Selain itu, Jika pada UU sebelumnya belum diatur sanksi bagi pelaku praktik politik uang, dalam UU yang baru disahkan ini diatur secara tegas sanksi bagi orang yang melakukan politik uang, baik pasangan calon dan tim sukses pasangan calon.
“Dalam UU Pilkada ini diatur lebih detail sanksi pelaku politik uang. Saya berharap ini dapat mencegah pihak-pihak yang akan melakukan politik uang di Pilkada nanti,” tegas Hetifah.
Untuk diketahui, dalam pasal 187A disebutkan bahwa “Setiap orang yang dengan sengaja menjanjikan atau memberikan uang atau materi lainnya sebagai imbalan kepada Warga Negara Indonesia baik secara langsung ataupun tidak langsung untuk mempengaruhi Pemilih agar tidak menggunakan hak pilih, menggunakan hak pilih dengan cara tertentu sehingga suara menjadi tidak sah, memilih calon tertentu, atau tidak memilih calon tertentu sebagaimana pasal 73 ayat (4) dipidana dengan pidana penjara paling singkat 36 (tiga puluh enam) bulan dan paling lama 72 (tujuh puluh dua) bulan dan denda paling sedikit Rp.200.000.000,00 (dua ratus juta rupiah) dan paling banyak Rp 1.000.000.000,00 (satu milyar rupiah).”
Terkait dengan penyelenggara Pemilu, Hetifah Menuturkan bahwa rekrutmen petugas pemilu akan dilakukan lebih transparan. Menurutnya ini akan menjaga independensi penyelenggara Pemilu.

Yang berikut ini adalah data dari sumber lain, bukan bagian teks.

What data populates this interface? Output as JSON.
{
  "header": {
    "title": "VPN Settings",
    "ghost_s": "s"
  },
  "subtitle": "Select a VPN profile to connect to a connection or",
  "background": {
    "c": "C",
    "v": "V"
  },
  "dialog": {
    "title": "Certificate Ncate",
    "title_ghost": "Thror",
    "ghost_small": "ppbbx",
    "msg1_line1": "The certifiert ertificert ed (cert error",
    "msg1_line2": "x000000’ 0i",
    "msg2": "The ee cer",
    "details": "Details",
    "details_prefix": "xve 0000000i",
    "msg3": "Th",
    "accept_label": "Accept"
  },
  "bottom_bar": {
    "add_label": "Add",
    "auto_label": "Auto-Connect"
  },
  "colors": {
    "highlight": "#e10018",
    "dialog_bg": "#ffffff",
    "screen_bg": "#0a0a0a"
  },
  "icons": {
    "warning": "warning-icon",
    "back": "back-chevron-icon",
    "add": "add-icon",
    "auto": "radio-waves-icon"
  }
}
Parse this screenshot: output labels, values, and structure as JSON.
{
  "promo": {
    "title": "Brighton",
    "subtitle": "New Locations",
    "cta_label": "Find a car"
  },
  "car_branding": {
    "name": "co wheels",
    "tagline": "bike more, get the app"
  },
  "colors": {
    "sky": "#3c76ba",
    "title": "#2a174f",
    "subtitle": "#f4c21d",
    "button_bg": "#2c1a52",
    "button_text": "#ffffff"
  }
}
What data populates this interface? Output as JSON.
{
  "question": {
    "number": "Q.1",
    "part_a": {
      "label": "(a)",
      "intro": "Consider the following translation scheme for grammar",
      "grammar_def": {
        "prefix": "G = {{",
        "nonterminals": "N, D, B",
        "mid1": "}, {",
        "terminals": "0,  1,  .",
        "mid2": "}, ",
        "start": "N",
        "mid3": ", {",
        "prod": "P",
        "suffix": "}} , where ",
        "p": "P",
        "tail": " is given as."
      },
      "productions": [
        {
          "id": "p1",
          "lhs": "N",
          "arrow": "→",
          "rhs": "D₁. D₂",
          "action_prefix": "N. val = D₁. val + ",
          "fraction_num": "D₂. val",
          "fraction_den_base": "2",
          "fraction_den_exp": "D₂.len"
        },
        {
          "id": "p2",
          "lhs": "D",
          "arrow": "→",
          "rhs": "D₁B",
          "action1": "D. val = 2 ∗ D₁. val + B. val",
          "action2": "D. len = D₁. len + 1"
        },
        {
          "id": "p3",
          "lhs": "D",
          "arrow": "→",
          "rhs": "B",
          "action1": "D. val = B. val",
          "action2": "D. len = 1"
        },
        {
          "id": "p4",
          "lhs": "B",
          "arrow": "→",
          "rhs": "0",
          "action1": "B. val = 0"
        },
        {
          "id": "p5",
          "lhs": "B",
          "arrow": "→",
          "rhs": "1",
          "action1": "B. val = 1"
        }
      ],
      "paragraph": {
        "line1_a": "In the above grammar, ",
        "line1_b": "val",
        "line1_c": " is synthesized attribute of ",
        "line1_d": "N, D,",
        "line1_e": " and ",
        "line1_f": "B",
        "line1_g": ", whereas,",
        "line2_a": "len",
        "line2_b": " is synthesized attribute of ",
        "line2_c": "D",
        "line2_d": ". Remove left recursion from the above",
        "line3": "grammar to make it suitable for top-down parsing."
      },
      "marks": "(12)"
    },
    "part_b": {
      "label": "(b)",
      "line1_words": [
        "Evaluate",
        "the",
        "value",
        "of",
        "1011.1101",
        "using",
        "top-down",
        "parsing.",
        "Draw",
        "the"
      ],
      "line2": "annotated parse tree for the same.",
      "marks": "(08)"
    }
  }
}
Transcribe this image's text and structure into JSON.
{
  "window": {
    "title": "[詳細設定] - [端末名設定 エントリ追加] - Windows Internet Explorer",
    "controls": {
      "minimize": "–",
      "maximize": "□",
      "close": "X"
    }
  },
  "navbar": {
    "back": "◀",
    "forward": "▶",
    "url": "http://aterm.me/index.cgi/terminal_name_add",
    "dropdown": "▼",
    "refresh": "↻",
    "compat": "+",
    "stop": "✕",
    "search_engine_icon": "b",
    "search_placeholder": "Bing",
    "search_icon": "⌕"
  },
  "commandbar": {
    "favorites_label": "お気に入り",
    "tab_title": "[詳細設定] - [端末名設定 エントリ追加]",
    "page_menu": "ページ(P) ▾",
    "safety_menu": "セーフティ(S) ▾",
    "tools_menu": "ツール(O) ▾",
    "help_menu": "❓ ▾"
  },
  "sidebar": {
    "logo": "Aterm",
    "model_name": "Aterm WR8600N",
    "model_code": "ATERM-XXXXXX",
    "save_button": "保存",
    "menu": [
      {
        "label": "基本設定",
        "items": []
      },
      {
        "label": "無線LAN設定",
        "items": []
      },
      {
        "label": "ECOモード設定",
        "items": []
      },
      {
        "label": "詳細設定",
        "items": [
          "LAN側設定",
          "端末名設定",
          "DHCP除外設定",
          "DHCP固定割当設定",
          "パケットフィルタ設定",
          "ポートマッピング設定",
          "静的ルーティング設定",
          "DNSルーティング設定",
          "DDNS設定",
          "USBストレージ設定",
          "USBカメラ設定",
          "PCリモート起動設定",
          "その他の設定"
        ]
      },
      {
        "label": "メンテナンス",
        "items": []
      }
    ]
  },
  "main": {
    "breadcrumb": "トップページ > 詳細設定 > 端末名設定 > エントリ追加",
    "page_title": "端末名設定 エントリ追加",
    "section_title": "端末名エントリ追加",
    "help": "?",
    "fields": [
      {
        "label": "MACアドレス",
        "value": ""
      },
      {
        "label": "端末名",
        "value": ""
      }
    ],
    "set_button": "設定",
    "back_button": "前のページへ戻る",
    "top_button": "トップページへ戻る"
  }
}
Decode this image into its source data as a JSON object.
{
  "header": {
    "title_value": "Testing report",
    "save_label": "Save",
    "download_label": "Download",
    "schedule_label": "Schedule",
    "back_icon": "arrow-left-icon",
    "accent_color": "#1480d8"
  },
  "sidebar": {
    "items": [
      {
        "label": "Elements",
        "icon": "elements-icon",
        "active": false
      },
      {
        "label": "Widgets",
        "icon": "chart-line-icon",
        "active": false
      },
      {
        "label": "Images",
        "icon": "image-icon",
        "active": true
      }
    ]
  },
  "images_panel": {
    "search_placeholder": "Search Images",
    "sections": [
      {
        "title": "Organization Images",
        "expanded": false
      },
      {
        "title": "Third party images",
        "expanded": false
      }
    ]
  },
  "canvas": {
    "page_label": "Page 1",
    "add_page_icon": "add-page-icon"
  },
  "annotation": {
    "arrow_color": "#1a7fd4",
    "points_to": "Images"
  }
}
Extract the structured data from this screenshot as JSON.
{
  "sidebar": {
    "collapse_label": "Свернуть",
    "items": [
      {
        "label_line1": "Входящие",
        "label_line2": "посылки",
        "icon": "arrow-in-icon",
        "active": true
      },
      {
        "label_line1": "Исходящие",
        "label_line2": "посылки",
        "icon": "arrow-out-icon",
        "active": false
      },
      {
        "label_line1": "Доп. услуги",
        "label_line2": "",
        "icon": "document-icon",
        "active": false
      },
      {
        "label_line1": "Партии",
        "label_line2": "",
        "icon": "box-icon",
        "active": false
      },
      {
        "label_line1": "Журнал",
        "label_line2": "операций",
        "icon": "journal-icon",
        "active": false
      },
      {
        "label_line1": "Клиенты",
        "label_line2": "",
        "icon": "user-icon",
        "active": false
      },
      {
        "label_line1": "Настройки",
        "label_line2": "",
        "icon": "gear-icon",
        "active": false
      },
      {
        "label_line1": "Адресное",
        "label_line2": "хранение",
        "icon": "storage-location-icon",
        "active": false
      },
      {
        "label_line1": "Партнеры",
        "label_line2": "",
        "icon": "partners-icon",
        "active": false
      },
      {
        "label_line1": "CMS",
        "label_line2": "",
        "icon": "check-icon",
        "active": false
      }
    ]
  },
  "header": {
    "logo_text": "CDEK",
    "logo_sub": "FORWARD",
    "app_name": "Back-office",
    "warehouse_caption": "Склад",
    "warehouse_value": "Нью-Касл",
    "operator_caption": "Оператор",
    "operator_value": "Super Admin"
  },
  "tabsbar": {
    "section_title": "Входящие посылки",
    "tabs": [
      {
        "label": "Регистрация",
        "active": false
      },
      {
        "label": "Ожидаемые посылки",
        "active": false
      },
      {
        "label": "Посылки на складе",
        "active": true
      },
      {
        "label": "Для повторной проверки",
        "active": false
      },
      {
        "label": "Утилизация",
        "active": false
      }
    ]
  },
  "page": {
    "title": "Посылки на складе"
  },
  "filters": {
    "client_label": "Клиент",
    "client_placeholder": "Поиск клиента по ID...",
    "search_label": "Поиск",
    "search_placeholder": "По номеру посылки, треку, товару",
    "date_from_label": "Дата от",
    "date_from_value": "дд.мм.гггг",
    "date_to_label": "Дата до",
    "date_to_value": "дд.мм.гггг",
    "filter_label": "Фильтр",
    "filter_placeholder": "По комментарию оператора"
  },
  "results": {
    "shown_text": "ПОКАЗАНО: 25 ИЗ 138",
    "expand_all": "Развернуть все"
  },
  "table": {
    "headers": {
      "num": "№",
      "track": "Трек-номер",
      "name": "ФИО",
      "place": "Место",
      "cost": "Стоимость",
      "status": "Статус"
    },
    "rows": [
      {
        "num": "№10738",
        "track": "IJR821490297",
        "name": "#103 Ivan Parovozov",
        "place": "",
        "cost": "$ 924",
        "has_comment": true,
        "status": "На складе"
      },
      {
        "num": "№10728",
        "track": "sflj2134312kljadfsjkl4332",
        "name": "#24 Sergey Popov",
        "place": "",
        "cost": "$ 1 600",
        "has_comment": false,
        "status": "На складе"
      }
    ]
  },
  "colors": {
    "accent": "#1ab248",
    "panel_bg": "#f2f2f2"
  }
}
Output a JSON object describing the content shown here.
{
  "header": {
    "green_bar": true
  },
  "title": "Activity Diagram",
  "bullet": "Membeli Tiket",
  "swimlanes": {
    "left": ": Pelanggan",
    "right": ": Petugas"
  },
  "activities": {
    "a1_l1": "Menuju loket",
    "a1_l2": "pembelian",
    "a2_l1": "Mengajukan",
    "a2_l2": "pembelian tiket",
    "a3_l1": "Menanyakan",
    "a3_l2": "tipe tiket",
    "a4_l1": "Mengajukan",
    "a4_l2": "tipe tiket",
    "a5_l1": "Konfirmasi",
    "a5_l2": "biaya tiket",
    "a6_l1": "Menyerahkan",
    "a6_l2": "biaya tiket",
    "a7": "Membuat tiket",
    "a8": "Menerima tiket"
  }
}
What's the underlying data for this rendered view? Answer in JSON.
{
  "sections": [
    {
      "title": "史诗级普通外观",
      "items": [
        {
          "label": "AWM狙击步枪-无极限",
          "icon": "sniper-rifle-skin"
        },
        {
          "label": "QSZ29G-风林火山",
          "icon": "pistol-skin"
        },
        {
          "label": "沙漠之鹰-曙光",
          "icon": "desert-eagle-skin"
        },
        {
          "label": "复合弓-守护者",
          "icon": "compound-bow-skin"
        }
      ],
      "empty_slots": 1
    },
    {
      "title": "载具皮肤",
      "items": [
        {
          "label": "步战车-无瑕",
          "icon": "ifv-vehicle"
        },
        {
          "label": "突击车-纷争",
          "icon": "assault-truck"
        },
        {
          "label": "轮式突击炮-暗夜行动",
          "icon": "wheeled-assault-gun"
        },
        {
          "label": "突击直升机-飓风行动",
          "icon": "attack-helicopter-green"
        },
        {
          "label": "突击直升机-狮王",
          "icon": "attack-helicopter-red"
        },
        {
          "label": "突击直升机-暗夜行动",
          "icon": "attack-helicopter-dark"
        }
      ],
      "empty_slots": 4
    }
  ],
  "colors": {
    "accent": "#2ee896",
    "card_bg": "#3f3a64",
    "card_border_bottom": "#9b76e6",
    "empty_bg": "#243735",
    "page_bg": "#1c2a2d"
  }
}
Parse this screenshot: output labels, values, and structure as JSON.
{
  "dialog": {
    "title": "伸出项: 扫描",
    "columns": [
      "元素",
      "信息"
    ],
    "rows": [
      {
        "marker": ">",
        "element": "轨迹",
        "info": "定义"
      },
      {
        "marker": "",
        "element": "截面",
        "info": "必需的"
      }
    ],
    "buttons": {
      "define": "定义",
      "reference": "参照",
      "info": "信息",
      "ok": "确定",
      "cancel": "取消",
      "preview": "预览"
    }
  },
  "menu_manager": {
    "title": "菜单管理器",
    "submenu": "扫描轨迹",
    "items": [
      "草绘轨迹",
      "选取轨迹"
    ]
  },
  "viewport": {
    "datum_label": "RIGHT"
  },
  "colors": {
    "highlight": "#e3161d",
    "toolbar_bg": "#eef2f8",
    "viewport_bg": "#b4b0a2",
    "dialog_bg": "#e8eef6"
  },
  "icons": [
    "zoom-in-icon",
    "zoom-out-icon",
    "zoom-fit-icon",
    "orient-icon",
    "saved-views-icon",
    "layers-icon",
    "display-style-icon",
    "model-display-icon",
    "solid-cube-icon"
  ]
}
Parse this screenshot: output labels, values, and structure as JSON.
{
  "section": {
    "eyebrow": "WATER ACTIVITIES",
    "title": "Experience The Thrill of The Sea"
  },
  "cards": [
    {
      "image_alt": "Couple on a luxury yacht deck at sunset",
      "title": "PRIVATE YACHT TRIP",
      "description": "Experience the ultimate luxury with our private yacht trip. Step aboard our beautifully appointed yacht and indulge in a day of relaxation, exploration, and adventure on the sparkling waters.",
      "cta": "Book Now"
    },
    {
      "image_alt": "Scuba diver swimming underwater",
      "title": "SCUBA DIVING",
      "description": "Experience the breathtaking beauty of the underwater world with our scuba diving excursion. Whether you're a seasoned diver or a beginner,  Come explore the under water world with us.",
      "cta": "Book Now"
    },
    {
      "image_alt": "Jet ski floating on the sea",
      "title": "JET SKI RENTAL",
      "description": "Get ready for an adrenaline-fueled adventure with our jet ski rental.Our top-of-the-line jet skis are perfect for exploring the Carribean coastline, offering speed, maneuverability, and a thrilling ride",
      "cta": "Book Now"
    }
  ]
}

“Tidak seperti tahun-tahun sebelumnya, di UU ini kami mengatur rekrutmen penyelenggara Pemilu seperti PPK dan KPPS yang dilaksanakan secara lebih transparan dan terbuka. Semoga ini turut menjaga integritas dan independensi penyelenggara Pemilu”, tegas legislator dari Partai Golkar tersebut. (adv/rol)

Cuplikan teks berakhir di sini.